Correctement. En 2016, j’ai rédigé une étude intitulée «La gestion du capital à l’ère de la répression financière». J’y ai écrit que la dernière étape de la prochaine répression financière sera déclenchée par la prochaine crise. Donc Covid-19 n’est que le déclencheur d’une répression financière agressive.

Vous attendez-vous à une répétition de l’ère de la répression financière qui a marqué les décennies après la Seconde Guerre mondiale?

Oui. De nombreux gouvernements ont alors utilisé des instruments de répression financière qui n’ont été abandonnés que dans les années 1980. Ils les utiliseront ici également pour surmonter une urgence financière. En son temps , cette urgence s’appelait la Seconde Guerre mondiale. C’est souvent une situation d’urgence qui donne aux gouvernements des pouvoirs extrêmes. Encore une fois: le ratio dette / PIB était bien trop élevé même avant Covid-19. Nos gouvernements savent que cette dette doit être réduite.

Et la meilleure façon d’y parvenir est de recourir à la répression financière, le PIB nominal augmentant plus rapidement que la dette?

C’est ce que nous avons appris après la guerre mondiale: une croissance du PIB nominal plus élevée grâce à des taux d’inflation plus élevés fait des merveilles pour réduire le ratio dette / PIB.

Quels pays choisiront cette voie dans les années à venir?

Tous les pays développés: États-Unis, Royaume-Uni, Europe, Japon. Je ne vois que quelques exceptions, comme la Suisse et Singapour. Si l’Allemagne et l’Autriche ne faisaient pas partie de la zone euro, elles n’auraient à entreprendre aucune répression. Bien sûr, il y a un hic: si les Suisses ne deviennent pas financièrement répressifs, une quantité extrêmement importante de capitaux ira vers le franc suisse.

Il y aura donc encore plus de pression à la hausse sur le franc suisse?

Avec certitude. Mais la répression financière entraînera également des contrôles des mouvements de capitaux. La Suisse devra adopter des contrôles de capitaux pour empêcher l’argent d’entrer, tandis que d’autres pays introduiront des contrôles de capitaux pour empêcher l’argent de sortirr.

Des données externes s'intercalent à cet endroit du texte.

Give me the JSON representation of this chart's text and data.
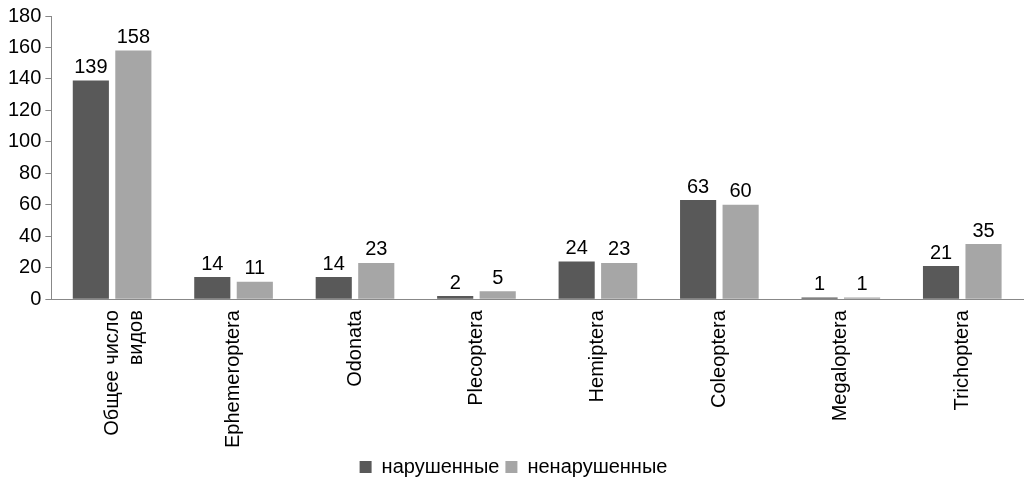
{
  "chart_data": {
    "type": "bar",
    "categories": [
      "Общее число видов",
      "Ephemeroptera",
      "Odonata",
      "Plecoptera",
      "Hemiptera",
      "Coleoptera",
      "Megaloptera",
      "Trichoptera"
    ],
    "series": [
      {
        "name": "нарушенные",
        "color": "#595959",
        "values": [
          139,
          14,
          14,
          2,
          24,
          63,
          1,
          21
        ]
      },
      {
        "name": "ненарушенные",
        "color": "#a6a6a6",
        "values": [
          158,
          11,
          23,
          5,
          23,
          60,
          1,
          35
        ]
      }
    ],
    "ylim": [
      0,
      180
    ],
    "yticks": [
      0,
      20,
      40,
      60,
      80,
      100,
      120,
      140,
      160,
      180
    ],
    "grid": false,
    "legend": "bottom",
    "data_labels": true
  }
}
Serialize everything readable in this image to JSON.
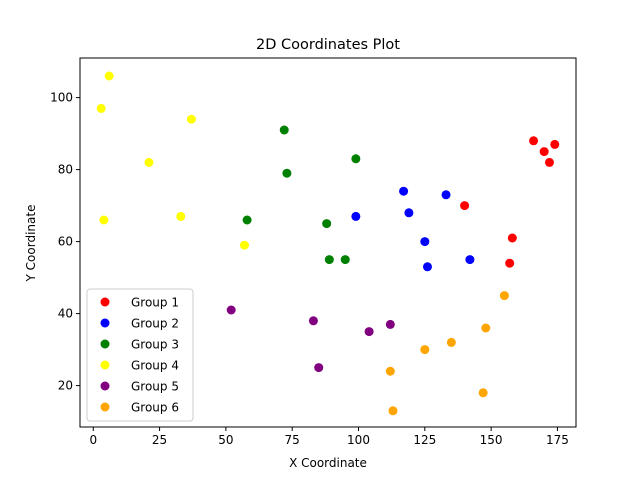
{
  "chart_data": {
    "type": "scatter",
    "title": "2D Coordinates Plot",
    "xlabel": "X Coordinate",
    "ylabel": "Y Coordinate",
    "xlim": [
      -5,
      182
    ],
    "ylim": [
      8.5,
      111
    ],
    "xticks": [
      0,
      25,
      50,
      75,
      100,
      125,
      150,
      175
    ],
    "yticks": [
      20,
      40,
      60,
      80,
      100
    ],
    "grid": false,
    "legend_position": "lower-left",
    "series": [
      {
        "name": "Group 1",
        "color": "#ff0000",
        "points": [
          [
            140,
            70
          ],
          [
            158,
            61
          ],
          [
            157,
            54
          ],
          [
            166,
            88
          ],
          [
            170,
            85
          ],
          [
            172,
            82
          ],
          [
            174,
            87
          ]
        ]
      },
      {
        "name": "Group 2",
        "color": "#0000ff",
        "points": [
          [
            99,
            67
          ],
          [
            117,
            74
          ],
          [
            119,
            68
          ],
          [
            125,
            60
          ],
          [
            126,
            53
          ],
          [
            133,
            73
          ],
          [
            142,
            55
          ]
        ]
      },
      {
        "name": "Group 3",
        "color": "#008000",
        "points": [
          [
            58,
            66
          ],
          [
            72,
            91
          ],
          [
            73,
            79
          ],
          [
            88,
            65
          ],
          [
            89,
            55
          ],
          [
            95,
            55
          ],
          [
            99,
            83
          ]
        ]
      },
      {
        "name": "Group 4",
        "color": "#ffff00",
        "points": [
          [
            3,
            97
          ],
          [
            6,
            106
          ],
          [
            4,
            66
          ],
          [
            21,
            82
          ],
          [
            33,
            67
          ],
          [
            37,
            94
          ],
          [
            57,
            59
          ]
        ]
      },
      {
        "name": "Group 5",
        "color": "#800080",
        "points": [
          [
            52,
            41
          ],
          [
            83,
            38
          ],
          [
            85,
            25
          ],
          [
            104,
            35
          ],
          [
            112,
            37
          ]
        ]
      },
      {
        "name": "Group 6",
        "color": "#ffa500",
        "points": [
          [
            112,
            24
          ],
          [
            113,
            13
          ],
          [
            125,
            30
          ],
          [
            135,
            32
          ],
          [
            147,
            18
          ],
          [
            148,
            36
          ],
          [
            155,
            45
          ]
        ]
      }
    ]
  }
}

Les pierres angulaires de la période de répression financière de la Seconde Guerre mondiale au début des années 80 étaient le contrôle des capitaux et la contrainte des institutions financières nationales à acheter des obligations d’État nationales. Vous attendez-vous à ce que ces deux mesures soient réintroduites?

Oui. Les institutions d’épargne nationales telles que les fonds de pension peuvent facilement être obligées d’acheter des obligations d’État nationales à des taux d’intérêt bas.

Mais les contrôles des capitaux sont-ils vraiment réalisables dans le monde financier d’aujourd’hui?

Avec certitude. Deux pays de la zone euro ont exercé des contrôles de capitaux dans l’histoire récente: la Grèce et Chypre. L’Islande a introduit des contrôles des capitaux après la crise financière et de nombreuses économies émergentes les utilisent. Si vous pouvez le mettre en œuvre avec succès dans deux membres de l’Union monétaire européenne, vous pouvez le mettre en œuvre n’importe où.